Related services
Cloud, Amazon Web Services (AWS)
Industry
Finance
Company
Xebia
MN Pensioen is a Dutch financial service provider specializing in corporate and industry-wide pension funds and investments. The company manages over €175 billion in pension assets while serving two million people in the metal and technology, and motor vehicle sector. Responsible investing is at MN’s core, taking an environmental, social, and governance (ESG) model of business. Fiduciary analysis, management, and communication make up a large part of MN’s services. They also administer income insurance and work with Research and Development funds and social funds in their respective industries. MN has their headquarters in Den Haag with five business units.
The Challenge
MN Pensioen asked Xebia to support them in migrating their Windows-based workloads from the datacenter of their outsourcer to AWS. For timing reasons (as the migration needed to be finalized before the outsource contract expired), as well as for technical reasons, the applications where largely migrated as-is, with limited adaptation for running on AWS. This migration approach shortens the lead time for the migration, but is not leveraging the full capabilities and value of AWS. MN Pensioen asked Xebia to prioritize business continuity and resiliency for these workloads, without being able to rely on the manual processes that the previous outsourcing company provided.
The Solution
Most datacenter-hosted applications were not able to run active-active across two or more Availability Zones. To enable this refactoring was not an option due to costs, the limited timeframe available and in some cases, MN did not possess the source code.
Design
Xebia optimized the architecture by implementing resilience capabilities while working with the given limitations. That resulted in a solution with in-depth mitigations. For example: to recover from a single EC2 host failure it is not necessary to do a full failover to another datacenter. It has less impact (time to recover, changes to moving parts, etc) to relaunch the failed EC2 instance on a different EC2 host in the same region. The restart in the same AZ (Availability Zone) is often within minutes and requires no further changes or manual intervention.
Operations
This new solution design also requires new capabilities, processes and skills to operate the environment. Xebia worked together with the customer to adjust and improve their way of working with AWS. Resulting updated processes and procedures, resulting in a higher degree of automation and less manual intervention. MN staff is also trained by Xebia to run the daily operations and how to operate during a failover.
Recovery
To recover from a (rare) failure of an entire AZ, Xebia implemented AWS Backup for non-critical applications, where there is extensive time to recover in a second AZ. For critical applications, Xebia implemented a combination of making daily backups and continuous replication, using AWS Elastic Disaster Recovery Service (AWS DRS). The implemented technical controls are aligned with business needs to align costs versus requirements.
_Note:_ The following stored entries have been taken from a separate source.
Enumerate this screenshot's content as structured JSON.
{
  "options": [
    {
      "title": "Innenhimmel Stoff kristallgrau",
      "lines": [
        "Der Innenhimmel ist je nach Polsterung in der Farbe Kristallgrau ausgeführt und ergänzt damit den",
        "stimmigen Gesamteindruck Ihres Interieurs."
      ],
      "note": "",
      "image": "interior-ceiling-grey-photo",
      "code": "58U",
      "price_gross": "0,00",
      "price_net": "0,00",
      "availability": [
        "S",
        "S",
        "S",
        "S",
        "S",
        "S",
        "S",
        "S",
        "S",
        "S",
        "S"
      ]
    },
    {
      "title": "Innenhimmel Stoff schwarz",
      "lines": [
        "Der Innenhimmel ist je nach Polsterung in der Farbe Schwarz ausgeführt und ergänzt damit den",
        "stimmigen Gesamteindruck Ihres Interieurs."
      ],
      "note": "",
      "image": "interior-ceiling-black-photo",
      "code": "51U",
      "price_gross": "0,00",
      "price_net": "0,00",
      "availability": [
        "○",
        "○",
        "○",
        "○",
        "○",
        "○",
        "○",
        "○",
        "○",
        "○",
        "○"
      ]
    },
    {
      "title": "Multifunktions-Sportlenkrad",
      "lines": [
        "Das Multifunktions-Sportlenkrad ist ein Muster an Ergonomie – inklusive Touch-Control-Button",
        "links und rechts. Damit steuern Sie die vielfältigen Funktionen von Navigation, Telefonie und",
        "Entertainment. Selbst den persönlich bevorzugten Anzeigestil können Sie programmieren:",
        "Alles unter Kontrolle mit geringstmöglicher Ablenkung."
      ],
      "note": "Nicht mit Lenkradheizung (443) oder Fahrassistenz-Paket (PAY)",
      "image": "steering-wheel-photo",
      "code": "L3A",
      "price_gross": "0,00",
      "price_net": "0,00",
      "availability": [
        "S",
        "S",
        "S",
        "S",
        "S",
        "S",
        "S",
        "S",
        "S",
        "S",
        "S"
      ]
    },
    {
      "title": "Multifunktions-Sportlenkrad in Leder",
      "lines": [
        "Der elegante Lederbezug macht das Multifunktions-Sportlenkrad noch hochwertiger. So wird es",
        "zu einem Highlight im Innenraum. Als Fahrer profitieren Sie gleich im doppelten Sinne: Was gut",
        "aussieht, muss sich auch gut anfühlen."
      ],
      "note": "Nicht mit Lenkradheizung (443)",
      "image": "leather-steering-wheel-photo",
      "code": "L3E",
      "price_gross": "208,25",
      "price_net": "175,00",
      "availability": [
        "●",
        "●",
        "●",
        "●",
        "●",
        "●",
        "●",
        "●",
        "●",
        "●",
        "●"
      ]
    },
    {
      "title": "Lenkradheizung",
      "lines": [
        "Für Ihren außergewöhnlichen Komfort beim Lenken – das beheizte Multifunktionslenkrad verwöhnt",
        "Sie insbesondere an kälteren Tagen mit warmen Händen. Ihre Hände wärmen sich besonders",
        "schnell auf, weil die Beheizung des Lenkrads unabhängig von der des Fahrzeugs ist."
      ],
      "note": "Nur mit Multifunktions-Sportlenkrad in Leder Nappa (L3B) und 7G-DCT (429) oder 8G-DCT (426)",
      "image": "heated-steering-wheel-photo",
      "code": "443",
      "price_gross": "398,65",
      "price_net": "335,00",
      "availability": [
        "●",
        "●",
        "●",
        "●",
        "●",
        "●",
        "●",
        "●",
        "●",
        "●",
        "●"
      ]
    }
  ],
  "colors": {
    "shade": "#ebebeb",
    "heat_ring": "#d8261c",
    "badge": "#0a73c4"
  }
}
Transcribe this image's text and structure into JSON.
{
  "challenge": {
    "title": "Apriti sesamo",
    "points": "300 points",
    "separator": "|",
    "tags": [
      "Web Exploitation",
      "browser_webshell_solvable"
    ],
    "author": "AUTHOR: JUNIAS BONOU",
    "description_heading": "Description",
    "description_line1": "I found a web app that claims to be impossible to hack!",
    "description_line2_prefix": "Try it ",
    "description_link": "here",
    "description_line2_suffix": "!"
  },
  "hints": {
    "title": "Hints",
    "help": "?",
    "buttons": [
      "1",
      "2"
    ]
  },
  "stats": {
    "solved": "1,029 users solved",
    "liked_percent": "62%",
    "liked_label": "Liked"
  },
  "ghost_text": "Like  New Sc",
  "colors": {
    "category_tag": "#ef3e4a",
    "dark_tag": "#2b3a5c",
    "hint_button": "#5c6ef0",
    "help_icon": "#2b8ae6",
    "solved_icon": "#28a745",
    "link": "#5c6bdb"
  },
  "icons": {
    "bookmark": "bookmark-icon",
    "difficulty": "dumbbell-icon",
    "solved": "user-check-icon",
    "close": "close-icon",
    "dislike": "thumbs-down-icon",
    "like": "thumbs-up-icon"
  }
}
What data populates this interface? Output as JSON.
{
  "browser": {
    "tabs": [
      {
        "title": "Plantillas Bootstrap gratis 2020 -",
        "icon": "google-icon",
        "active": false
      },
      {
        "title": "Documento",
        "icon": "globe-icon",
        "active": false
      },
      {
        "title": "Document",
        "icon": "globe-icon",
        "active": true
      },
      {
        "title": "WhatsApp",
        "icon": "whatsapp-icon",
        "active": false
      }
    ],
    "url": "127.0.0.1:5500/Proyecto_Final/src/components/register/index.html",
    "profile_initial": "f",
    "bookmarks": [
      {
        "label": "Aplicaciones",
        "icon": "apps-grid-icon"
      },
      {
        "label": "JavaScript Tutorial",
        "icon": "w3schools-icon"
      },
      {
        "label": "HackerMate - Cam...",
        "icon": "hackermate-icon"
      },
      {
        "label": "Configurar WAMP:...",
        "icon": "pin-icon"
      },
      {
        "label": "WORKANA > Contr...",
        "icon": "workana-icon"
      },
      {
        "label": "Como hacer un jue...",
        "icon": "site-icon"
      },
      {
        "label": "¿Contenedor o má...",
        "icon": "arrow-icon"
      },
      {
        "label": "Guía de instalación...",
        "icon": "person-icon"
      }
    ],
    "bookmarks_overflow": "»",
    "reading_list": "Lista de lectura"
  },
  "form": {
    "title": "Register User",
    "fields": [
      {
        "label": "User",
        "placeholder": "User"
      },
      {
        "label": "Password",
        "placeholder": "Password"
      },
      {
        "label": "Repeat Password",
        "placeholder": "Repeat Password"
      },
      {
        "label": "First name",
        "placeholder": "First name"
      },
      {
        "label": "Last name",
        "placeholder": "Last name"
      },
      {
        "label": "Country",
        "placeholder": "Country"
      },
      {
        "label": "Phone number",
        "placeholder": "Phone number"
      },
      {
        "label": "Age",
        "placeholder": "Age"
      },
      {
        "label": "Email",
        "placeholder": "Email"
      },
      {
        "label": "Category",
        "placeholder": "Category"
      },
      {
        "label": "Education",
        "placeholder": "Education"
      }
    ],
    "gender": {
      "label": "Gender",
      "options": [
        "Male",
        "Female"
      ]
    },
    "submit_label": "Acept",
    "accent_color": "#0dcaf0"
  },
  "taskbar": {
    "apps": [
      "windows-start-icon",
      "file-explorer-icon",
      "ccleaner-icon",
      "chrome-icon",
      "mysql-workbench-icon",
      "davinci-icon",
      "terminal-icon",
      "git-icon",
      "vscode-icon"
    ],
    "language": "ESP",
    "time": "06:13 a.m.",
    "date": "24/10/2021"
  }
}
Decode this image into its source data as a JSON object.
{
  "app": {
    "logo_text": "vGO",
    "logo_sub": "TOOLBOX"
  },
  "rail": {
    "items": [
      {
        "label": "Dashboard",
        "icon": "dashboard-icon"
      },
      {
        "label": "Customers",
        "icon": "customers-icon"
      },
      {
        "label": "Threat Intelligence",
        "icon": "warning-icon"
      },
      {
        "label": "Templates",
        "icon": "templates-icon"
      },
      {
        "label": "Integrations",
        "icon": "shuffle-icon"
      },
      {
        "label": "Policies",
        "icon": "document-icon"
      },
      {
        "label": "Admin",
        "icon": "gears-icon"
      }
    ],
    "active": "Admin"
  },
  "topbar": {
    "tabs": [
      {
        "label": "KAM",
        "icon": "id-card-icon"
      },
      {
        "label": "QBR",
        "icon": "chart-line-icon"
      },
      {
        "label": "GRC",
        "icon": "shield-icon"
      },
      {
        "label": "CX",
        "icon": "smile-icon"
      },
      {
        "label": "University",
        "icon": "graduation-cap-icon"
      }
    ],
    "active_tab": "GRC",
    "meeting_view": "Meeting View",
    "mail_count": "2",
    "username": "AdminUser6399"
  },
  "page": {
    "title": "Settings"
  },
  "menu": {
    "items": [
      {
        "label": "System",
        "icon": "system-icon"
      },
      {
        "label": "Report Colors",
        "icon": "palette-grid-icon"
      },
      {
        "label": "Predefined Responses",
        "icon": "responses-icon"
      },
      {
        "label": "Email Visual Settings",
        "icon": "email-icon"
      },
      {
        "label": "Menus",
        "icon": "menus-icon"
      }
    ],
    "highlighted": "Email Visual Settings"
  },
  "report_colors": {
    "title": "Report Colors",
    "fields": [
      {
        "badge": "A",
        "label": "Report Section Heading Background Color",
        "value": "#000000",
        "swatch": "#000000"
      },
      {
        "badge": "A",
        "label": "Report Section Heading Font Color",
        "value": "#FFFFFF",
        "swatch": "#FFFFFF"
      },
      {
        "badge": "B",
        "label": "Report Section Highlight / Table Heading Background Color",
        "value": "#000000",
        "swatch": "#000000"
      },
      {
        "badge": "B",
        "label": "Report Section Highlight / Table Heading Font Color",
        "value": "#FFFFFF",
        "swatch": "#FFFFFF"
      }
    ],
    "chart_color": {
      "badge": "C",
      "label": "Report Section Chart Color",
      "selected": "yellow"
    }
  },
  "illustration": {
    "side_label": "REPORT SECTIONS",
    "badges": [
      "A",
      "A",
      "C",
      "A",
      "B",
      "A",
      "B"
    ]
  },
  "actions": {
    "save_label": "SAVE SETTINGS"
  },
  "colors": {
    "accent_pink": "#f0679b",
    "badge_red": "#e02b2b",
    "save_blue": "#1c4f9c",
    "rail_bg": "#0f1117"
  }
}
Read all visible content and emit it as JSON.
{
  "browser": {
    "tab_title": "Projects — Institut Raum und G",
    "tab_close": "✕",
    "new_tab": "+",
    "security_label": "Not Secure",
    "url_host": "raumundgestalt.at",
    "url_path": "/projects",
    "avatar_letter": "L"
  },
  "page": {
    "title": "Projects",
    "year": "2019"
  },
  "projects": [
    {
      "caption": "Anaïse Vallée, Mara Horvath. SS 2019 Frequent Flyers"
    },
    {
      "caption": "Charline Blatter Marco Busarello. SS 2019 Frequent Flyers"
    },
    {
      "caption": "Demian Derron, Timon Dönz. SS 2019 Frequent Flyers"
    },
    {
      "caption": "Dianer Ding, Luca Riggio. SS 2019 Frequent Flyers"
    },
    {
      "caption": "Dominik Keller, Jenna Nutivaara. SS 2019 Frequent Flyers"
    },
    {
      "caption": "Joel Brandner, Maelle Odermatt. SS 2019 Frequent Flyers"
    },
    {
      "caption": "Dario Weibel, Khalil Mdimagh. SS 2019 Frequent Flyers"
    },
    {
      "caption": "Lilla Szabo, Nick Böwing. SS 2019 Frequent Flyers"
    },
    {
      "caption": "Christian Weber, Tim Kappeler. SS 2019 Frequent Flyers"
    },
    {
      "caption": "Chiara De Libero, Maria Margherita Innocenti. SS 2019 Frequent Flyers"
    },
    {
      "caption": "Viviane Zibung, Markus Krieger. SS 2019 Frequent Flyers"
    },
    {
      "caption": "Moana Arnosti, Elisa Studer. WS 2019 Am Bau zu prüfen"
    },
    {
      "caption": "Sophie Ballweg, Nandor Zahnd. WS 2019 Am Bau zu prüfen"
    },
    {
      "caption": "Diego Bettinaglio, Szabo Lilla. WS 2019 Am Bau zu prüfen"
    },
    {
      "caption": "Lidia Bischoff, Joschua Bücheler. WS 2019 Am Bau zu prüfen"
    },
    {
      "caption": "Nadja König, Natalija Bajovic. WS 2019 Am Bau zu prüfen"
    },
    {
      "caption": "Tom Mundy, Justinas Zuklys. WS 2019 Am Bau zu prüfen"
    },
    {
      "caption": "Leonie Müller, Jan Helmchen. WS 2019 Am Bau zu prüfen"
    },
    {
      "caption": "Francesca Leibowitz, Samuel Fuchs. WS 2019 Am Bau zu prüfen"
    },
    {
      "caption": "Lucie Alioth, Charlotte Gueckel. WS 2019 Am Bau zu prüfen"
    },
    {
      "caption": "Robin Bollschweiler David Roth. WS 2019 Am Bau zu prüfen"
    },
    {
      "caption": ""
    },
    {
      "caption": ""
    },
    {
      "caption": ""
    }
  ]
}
A True Resilient Architecture
Where in the past a failover due to a data center outage required a lot of manual intervention, MN now has a fully automated solution for their critical workloads. This significantly improves the chances of success in a real disaster scenario and reduces the time to restore service availability significantly, allowing IT to improve the SLA for these applications to the business. Testing disaster recovery is also improved. In the past this was a stressful situation, as within the timeframe of a single weekend, both failover to the outsourcer’s DR datacenters as well as failback to the main production site had to be done. Due to the replication times required, this was always a challenge and allowed little room for error.
With the new solution, the failover will be done to an alternate AWS Availability Zone, and once successful, this will be declared the new production site, so no failback is required.